Here's what conservatives don't want to acknowledge: the point of progressive taxation isn't redistribution of wealth, it is simply that we should all pay our fair share of taxes for this country we need to nourish, for all the things government needs to do to make a decent and secure society, and we should pay more if we can afford to. That is what progressives mean by fairness. It is a pretty basic concept, but selfishness and greed sometimes do make it hard to understand.

Which leads me to my broader point about the nature of modern conservatism: The strident and angry complaints, repeated endlessly, about Obama's fairness argument against a budget like Ryan's show how completely devoid of balance Republican politicians and the conservative movement are. Expressing shock and outrage that Democrats would complain about the end of Medicare and Medicaid's historic guarantees of coverage, and the decimation of programs like food stamps and Pell Grants, in order to fund tax breaks for the top 10 percent — because remember, this budget doesn't actually do that much to reduce the deficit — is more than a little disingenuous.
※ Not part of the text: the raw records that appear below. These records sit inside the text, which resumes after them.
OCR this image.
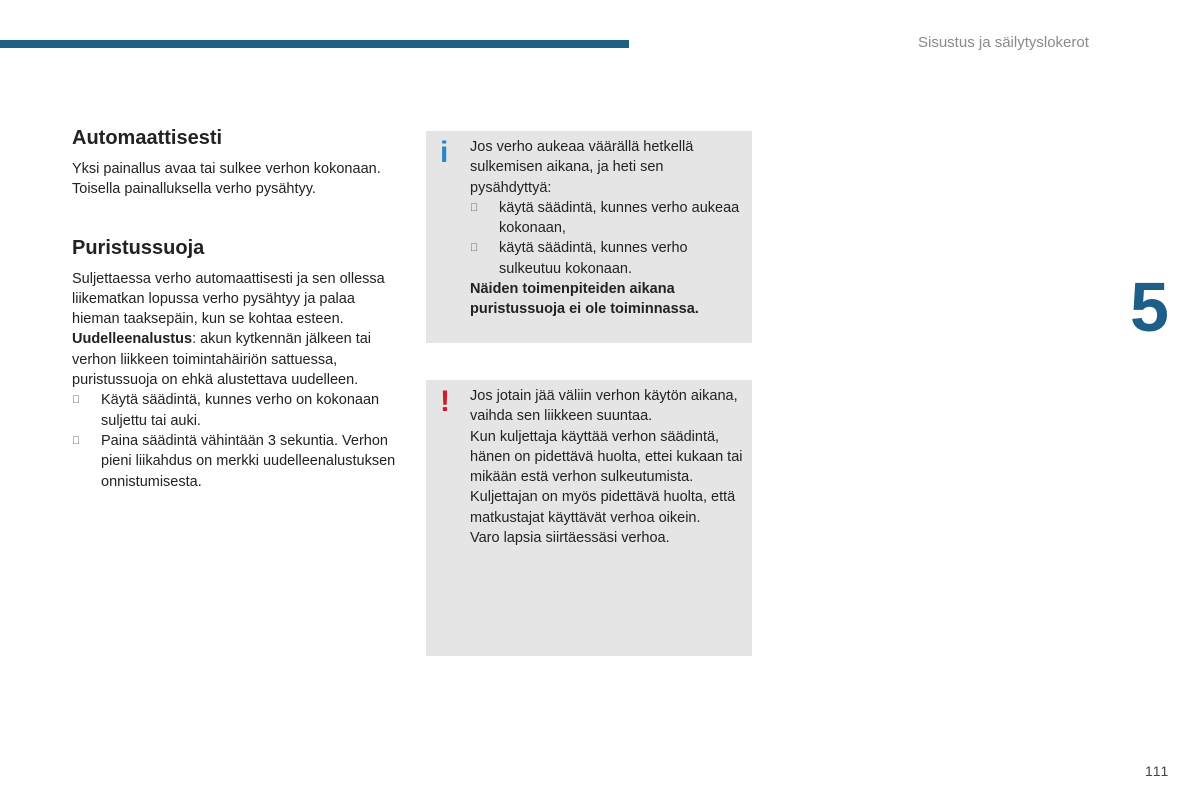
Sisustus ja säilytyslokerot
5
111
Automaattisesti

Yksi painallus avaa tai sulkee verhon kokonaan. Toisella painalluksella verho pysähtyy.

Puristussuoja

Suljettaessa verho automaattisesti ja sen ollessa liikematkan lopussa verho pysähtyy ja palaa hieman taaksepäin, kun se kohtaa esteen.

Uudelleenalustus: akun kytkennän jälkeen tai verhon liikkeen toimintahäiriön sattuessa, puristussuoja on ehkä alustettava uudelleen.

Käytä säädintä, kunnes verho on kokonaan suljettu tai auki.
Paina säädintä vähintään 3 sekuntia. Verhon pieni liikahdus on merkki uudelleenalustuksen onnistumisesta.
i Jos verho aukeaa väärällä hetkellä sulkemisen aikana, ja heti sen pysähdyttyä:

käytä säädintä, kunnes verho aukeaa kokonaan,
käytä säädintä, kunnes verho sulkeutuu kokonaan.

Näiden toimenpiteiden aikana puristussuoja ei ole toiminnassa.

! Jos jotain jää väliin verhon käytön aikana, vaihda sen liikkeen suuntaa.

Kun kuljettaja käyttää verhon säädintä, hänen on pidettävä huolta, ettei kukaan tai mikään estä verhon sulkeutumista.

Kuljettajan on myös pidettävä huolta, että matkustajat käyttävät verhoa oikein.

Varo lapsia siirtäessäsi verhoa.
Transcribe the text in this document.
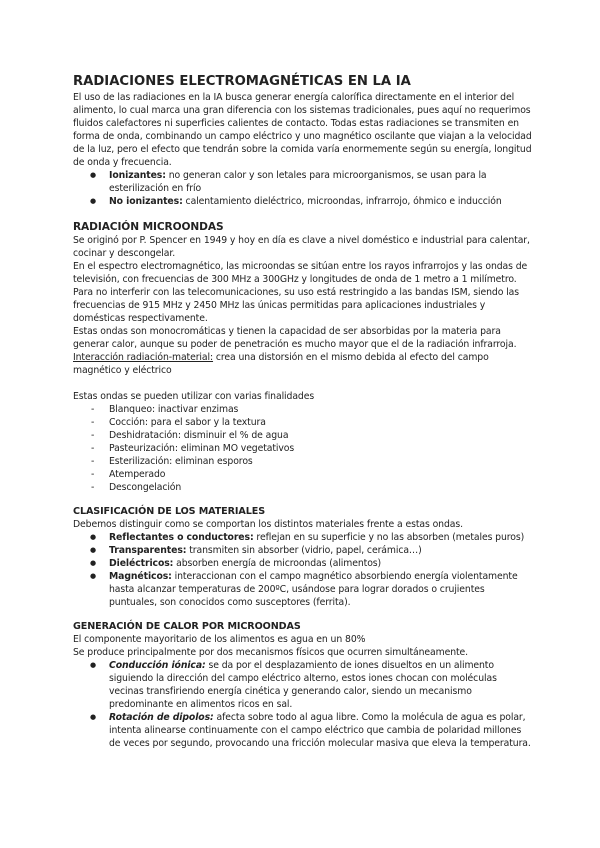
RADIACIONES ELECTROMAGNÉTICAS EN LA IA

El uso de las radiaciones en la IA busca generar energía calorífica directamente en el interior del alimento, lo cual marca una gran diferencia con los sistemas tradicionales, pues aquí no requerimos fluidos calefactores ni superficies calientes de contacto. Todas estas radiaciones se transmiten en forma de onda, combinando un campo eléctrico y uno magnético oscilante que viajan a la velocidad de la luz, pero el efecto que tendrán sobre la comida varía enormemente según su energía, longitud de onda y frecuencia.

● Ionizantes: no generan calor y son letales para microorganismos, se usan para la esterilización en frío
● No ionizantes: calentamiento dieléctrico, microondas, infrarrojo, óhmico e inducción
RADIACIÓN MICROONDAS

Se originó por P. Spencer en 1949 y hoy en día es clave a nivel doméstico e industrial para calentar, cocinar y descongelar.

En el espectro electromagnético, las microondas se sitúan entre los rayos infrarrojos y las ondas de televisión, con frecuencias de 300 MHz a 300GHz y longitudes de onda de 1 metro a 1 milímetro. Para no interferir con las telecomunicaciones, su uso está restringido a las bandas ISM, siendo las frecuencias de 915 MHz y 2450 MHz las únicas permitidas para aplicaciones industriales y domésticas respectivamente.

Estas ondas son monocromáticas y tienen la capacidad de ser absorbidas por la materia para generar calor, aunque su poder de penetración es mucho mayor que el de la radiación infrarroja.

Interacción radiación-material: crea una distorsión en el mismo debida al efecto del campo magnético y eléctrico

Estas ondas se pueden utilizar con varias finalidades

- Blanqueo: inactivar enzimas
- Cocción: para el sabor y la textura
- Deshidratación: disminuir el % de agua
- Pasteurización: eliminan MO vegetativos
- Esterilización: eliminan esporos
- Atemperado
- Descongelación
CLASIFICACIÓN DE LOS MATERIALES

Debemos distinguir como se comportan los distintos materiales frente a estas ondas.

● Reflectantes o conductores: reflejan en su superficie y no las absorben (metales puros)
● Transparentes: transmiten sin absorber (vidrio, papel, cerámica…)
● Dieléctricos: absorben energía de microondas (alimentos)
● Magnéticos: interaccionan con el campo magnético absorbiendo energía violentamente hasta alcanzar temperaturas de 200ºC, usándose para lograr dorados o crujientes puntuales, son conocidos como susceptores (ferrita).
GENERACIÓN DE CALOR POR MICROONDAS

El componente mayoritario de los alimentos es agua en un 80%

Se produce principalmente por dos mecanismos físicos que ocurren simultáneamente.

● Conducción iónica: se da por el desplazamiento de iones disueltos en un alimento siguiendo la dirección del campo eléctrico alterno, estos iones chocan con moléculas vecinas transfiriendo energía cinética y generando calor, siendo un mecanismo predominante en alimentos ricos en sal.
● Rotación de dipolos: afecta sobre todo al agua libre. Como la molécula de agua es polar, intenta alinearse continuamente con el campo eléctrico que cambia de polaridad millones de veces por segundo, provocando una fricción molecular masiva que eleva la temperatura.
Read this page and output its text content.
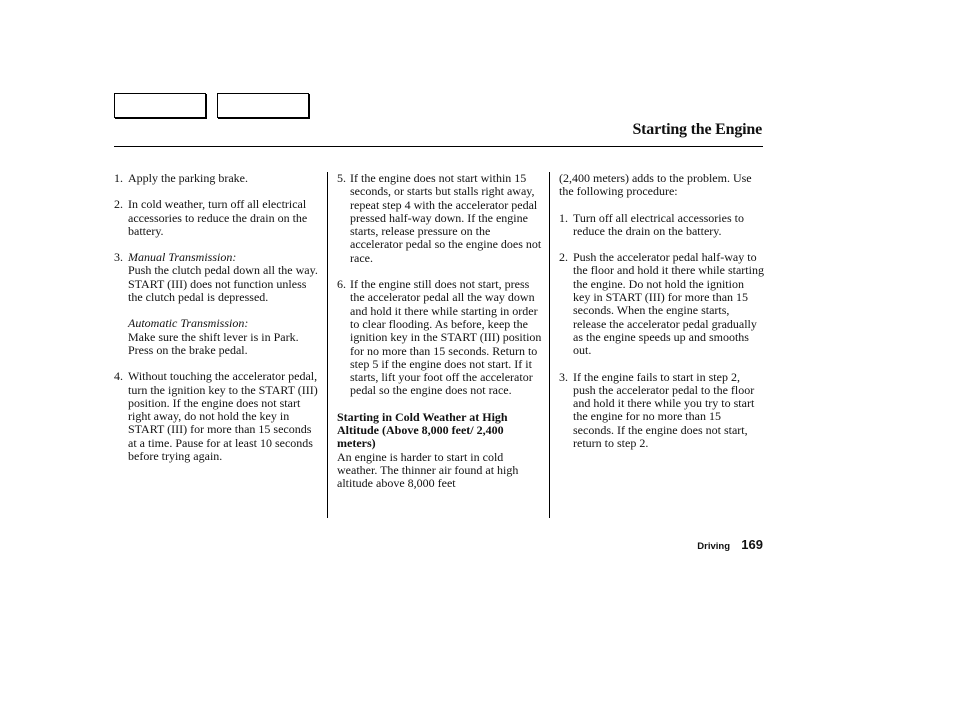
Starting the Engine
1. Apply the parking brake.

2. In cold weather, turn off all electrical accessories to reduce the drain on the battery.

3. Manual Transmission:

Push the clutch pedal down all the way. START (III) does not function unless the clutch pedal is depressed.

Automatic Transmission:

Make sure the shift lever is in Park. Press on the brake pedal.

4. Without touching the accelerator pedal, turn the ignition key to the START (III) position. If the engine does not start right away, do not hold the key in START (III) for more than 15 seconds at a time. Pause for at least 10 seconds before trying again.

5. If the engine does not start within 15 seconds, or starts but stalls right away, repeat step 4 with the accelerator pedal pressed half-way down. If the engine starts, release pressure on the accelerator pedal so the engine does not race.

6. If the engine still does not start, press the accelerator pedal all the way down and hold it there while starting in order to clear flooding. As before, keep the ignition key in the START (III) position for no more than 15 seconds. Return to step 5 if the engine does not start. If it starts, lift your foot off the accelerator pedal so the engine does not race.

Starting in Cold Weather at High Altitude (Above 8,000 feet/ 2,400 meters)

An engine is harder to start in cold weather. The thinner air found at high altitude above 8,000 feet

(2,400 meters) adds to the problem. Use the following procedure:

1. Turn off all electrical accessories to reduce the drain on the battery.

2. Push the accelerator pedal half-way to the floor and hold it there while starting the engine. Do not hold the ignition key in START (III) for more than 15 seconds. When the engine starts, release the accelerator pedal gradually as the engine speeds up and smooths out.

3. If the engine fails to start in step 2, push the accelerator pedal to the floor and hold it there while you try to start the engine for no more than 15 seconds. If the engine does not start, return to step 2.

Driving 169
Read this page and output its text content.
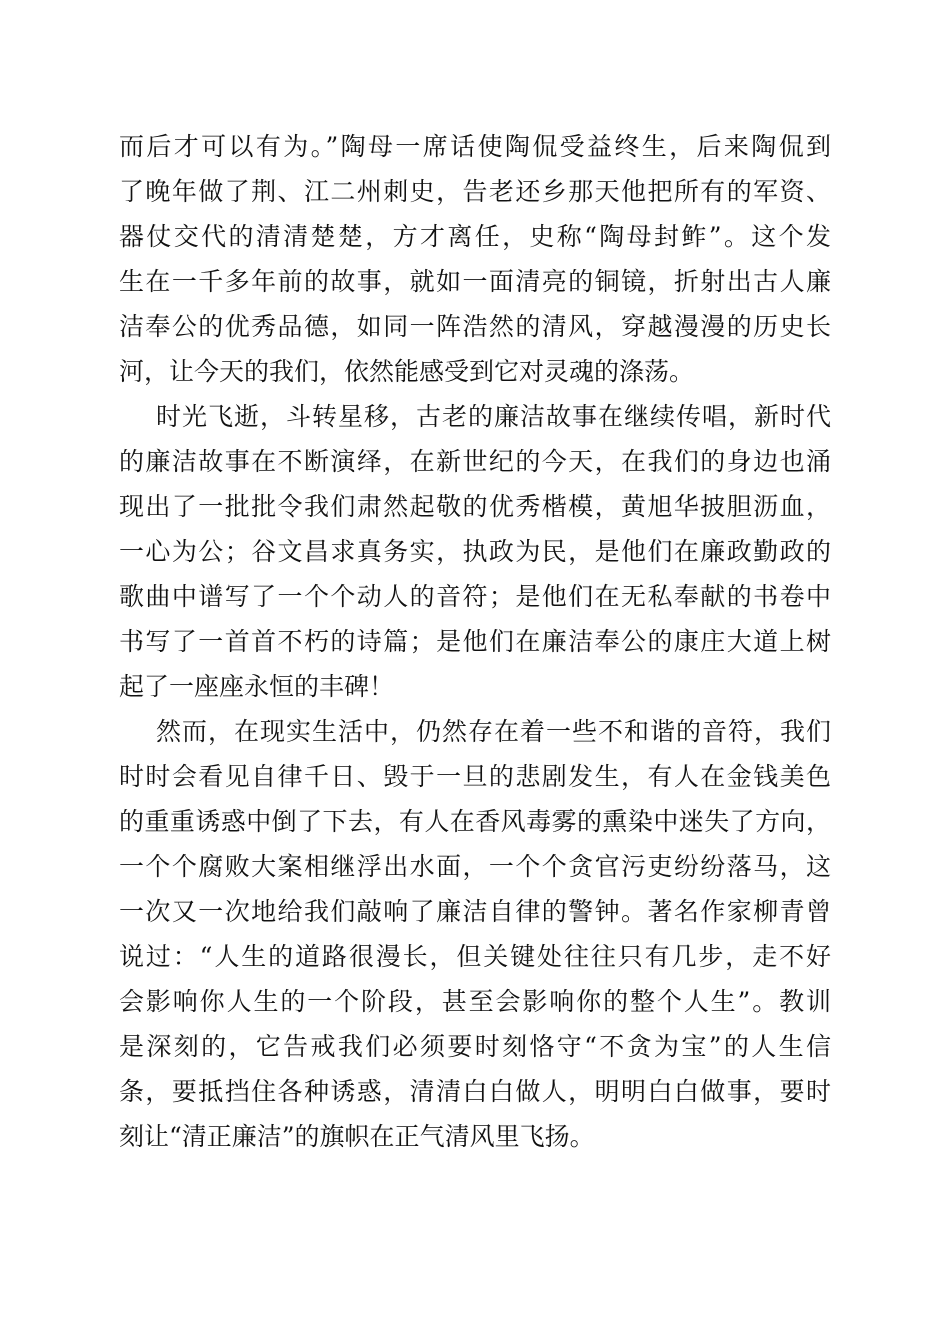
而后才可以有为。”陶母一席话使陶侃受益终生，后来陶侃到
了晚年做了荆、江二州刺史，告老还乡那天他把所有的军资、
器仗交代的清清楚楚，方才离任，史称“陶母封鲊”。这个发
生在一千多年前的故事，就如一面清亮的铜镜，折射出古人廉
洁奉公的优秀品德，如同一阵浩然的清风，穿越漫漫的历史长
河，让今天的我们，依然能感受到它对灵魂的涤荡。
时光飞逝，斗转星移，古老的廉洁故事在继续传唱，新时代
的廉洁故事在不断演绎，在新世纪的今天，在我们的身边也涌
现出了一批批令我们肃然起敬的优秀楷模，黄旭华披胆沥血，
一心为公；谷文昌求真务实，执政为民，是他们在廉政勤政的
歌曲中谱写了一个个动人的音符；是他们在无私奉献的书卷中
书写了一首首不朽的诗篇；是他们在廉洁奉公的康庄大道上树
起了一座座永恒的丰碑！
然而，在现实生活中，仍然存在着一些不和谐的音符，我们
时时会看见自律千日、毁于一旦的悲剧发生，有人在金钱美色
的重重诱惑中倒了下去，有人在香风毒雾的熏染中迷失了方向，
一个个腐败大案相继浮出水面，一个个贪官污吏纷纷落马，这
一次又一次地给我们敲响了廉洁自律的警钟。著名作家柳青曾
说过：“人生的道路很漫长，但关键处往往只有几步，走不好
会影响你人生的一个阶段，甚至会影响你的整个人生”。教训
是深刻的，它告戒我们必须要时刻恪守“不贪为宝”的人生信
条，要抵挡住各种诱惑，清清白白做人，明明白白做事，要时
刻让“清正廉洁”的旗帜在正气清风里飞扬。
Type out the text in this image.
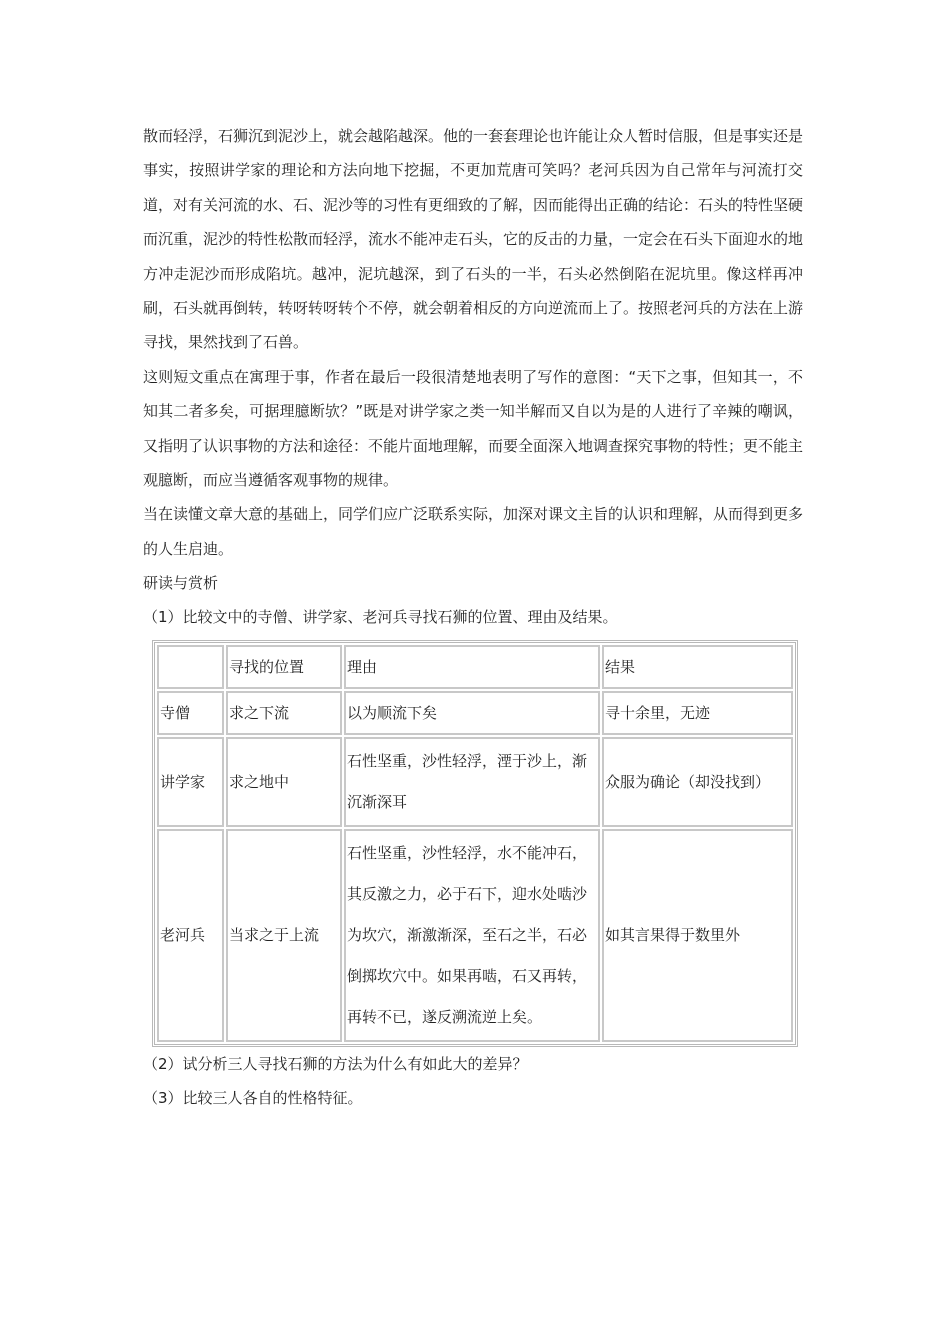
散而轻浮，石狮沉到泥沙上，就会越陷越深。他的一套套理论也许能让众人暂时信服，但是事实还是事实，按照讲学家的理论和方法向地下挖掘，不更加荒唐可笑吗？老河兵因为自己常年与河流打交道，对有关河流的水、石、泥沙等的习性有更细致的了解，因而能得出正确的结论：石头的特性坚硬而沉重，泥沙的特性松散而轻浮，流水不能冲走石头，它的反击的力量，一定会在石头下面迎水的地方冲走泥沙而形成陷坑。越冲，泥坑越深，到了石头的一半，石头必然倒陷在泥坑里。像这样再冲刷，石头就再倒转，转呀转呀转个不停，就会朝着相反的方向逆流而上了。按照老河兵的方法在上游寻找，果然找到了石兽。

这则短文重点在寓理于事，作者在最后一段很清楚地表明了写作的意图：“天下之事，但知其一，不知其二者多矣，可据理臆断欤？”既是对讲学家之类一知半解而又自以为是的人进行了辛辣的嘲讽，又指明了认识事物的方法和途径：不能片面地理解，而要全面深入地调查探究事物的特性；更不能主观臆断，而应当遵循客观事物的规律。

当在读懂文章大意的基础上，同学们应广泛联系实际，加深对课文主旨的认识和理解，从而得到更多的人生启迪。

研读与赏析

（1）比较文中的寺僧、讲学家、老河兵寻找石狮的位置、理由及结果。

	寻找的位置	理由	结果
寺僧	求之下流	以为顺流下矣	寻十余里，无迹
讲学家	求之地中	石性坚重，沙性轻浮，湮于沙上，渐沉渐深耳	众服为确论（却没找到）
老河兵	当求之于上流	石性坚重，沙性轻浮，水不能冲石，其反激之力，必于石下，迎水处啮沙为坎穴，渐激渐深，至石之半，石必倒掷坎穴中。如果再啮，石又再转，再转不已，遂反溯流逆上矣。	如其言果得于数里外

（2）试分析三人寻找石狮的方法为什么有如此大的差异？

（3）比较三人各自的性格特征。
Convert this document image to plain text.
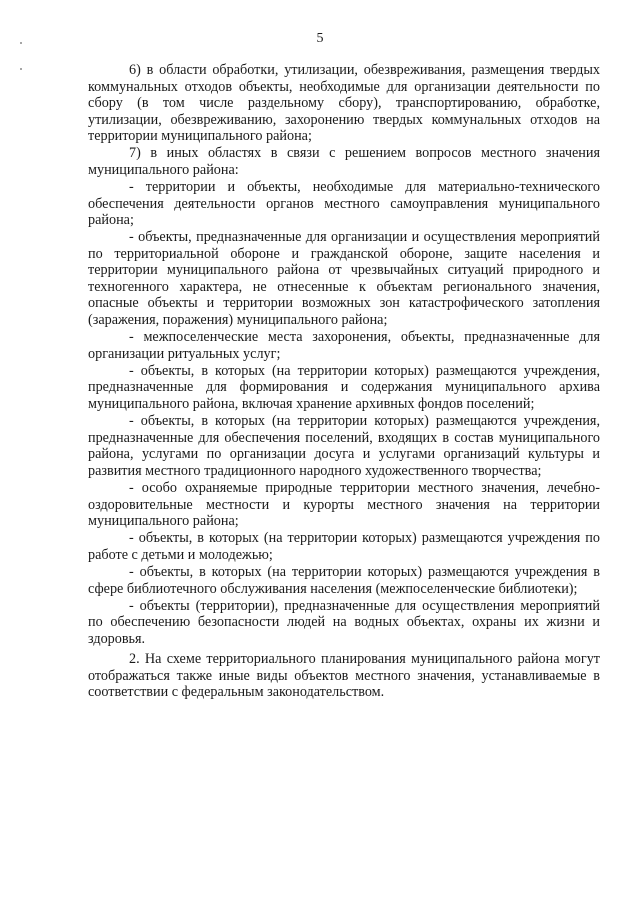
5

6) в области обработки, утилизации, обезвреживания, размещения твердых коммунальных отходов объекты, необходимые для организации деятельности по сбору (в том числе раздельному сбору), транспортированию, обработке, утилизации, обезвреживанию, захоронению твердых коммунальных отходов на территории муниципального района;

7) в иных областях в связи с решением вопросов местного значения муниципального района:

- территории и объекты, необходимые для материально-технического обеспечения деятельности органов местного самоуправления муниципального района;

- объекты, предназначенные для организации и осуществления мероприятий по территориальной обороне и гражданской обороне, защите населения и территории муниципального района от чрезвычайных ситуаций природного и техногенного характера, не отнесенные к объектам регионального значения, опасные объекты и территории возможных зон катастрофического затопления (заражения, поражения) муниципального района;

- межпоселенческие места захоронения, объекты, предназначенные для организации ритуальных услуг;

- объекты, в которых (на территории которых) размещаются учреждения, предназначенные для формирования и содержания муниципального архива муниципального района, включая хранение архивных фондов поселений;

- объекты, в которых (на территории которых) размещаются учреждения, предназначенные для обеспечения поселений, входящих в состав муниципального района, услугами по организации досуга и услугами организаций культуры и развития местного традиционного народного художественного творчества;

- особо охраняемые природные территории местного значения, лечебно-оздоровительные местности и курорты местного значения на территории муниципального района;

- объекты, в которых (на территории которых) размещаются учреждения по работе с детьми и молодежью;

- объекты, в которых (на территории которых) размещаются учреждения в сфере библиотечного обслуживания населения (межпоселенческие библиотеки);

- объекты (территории), предназначенные для осуществления мероприятий по обеспечению безопасности людей на водных объектах, охраны их жизни и здоровья.

2. На схеме территориального планирования муниципального района могут отображаться также иные виды объектов местного значения, устанавливаемые в соответствии с федеральным законодательством.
Because they don't want to have an honest debate over whether programs like Medicare, Medicaid, and Pell Grants should actually exist, they fall back on the same arguments against progressive taxation they have been using since time immemorial: we want class warfare, redistributionism, blah, blah, blah.

Conservatives have always believed in the free market and small government, and they have always opposed progressive taxation, but these policy arguments have become a kind of fundamentalist religion. The free market is always right, government is always wrong, and any tax on anyone wealthy is always socialism. If there was any intellectual honesty here at all, they would just admit what their budget does — end Medicare and Medicaid, radically slash all money for student loans, etc. — rather than going away the country saying they are trying to "strengthen and preserve" these programs. These are big issues, and we should have the argument.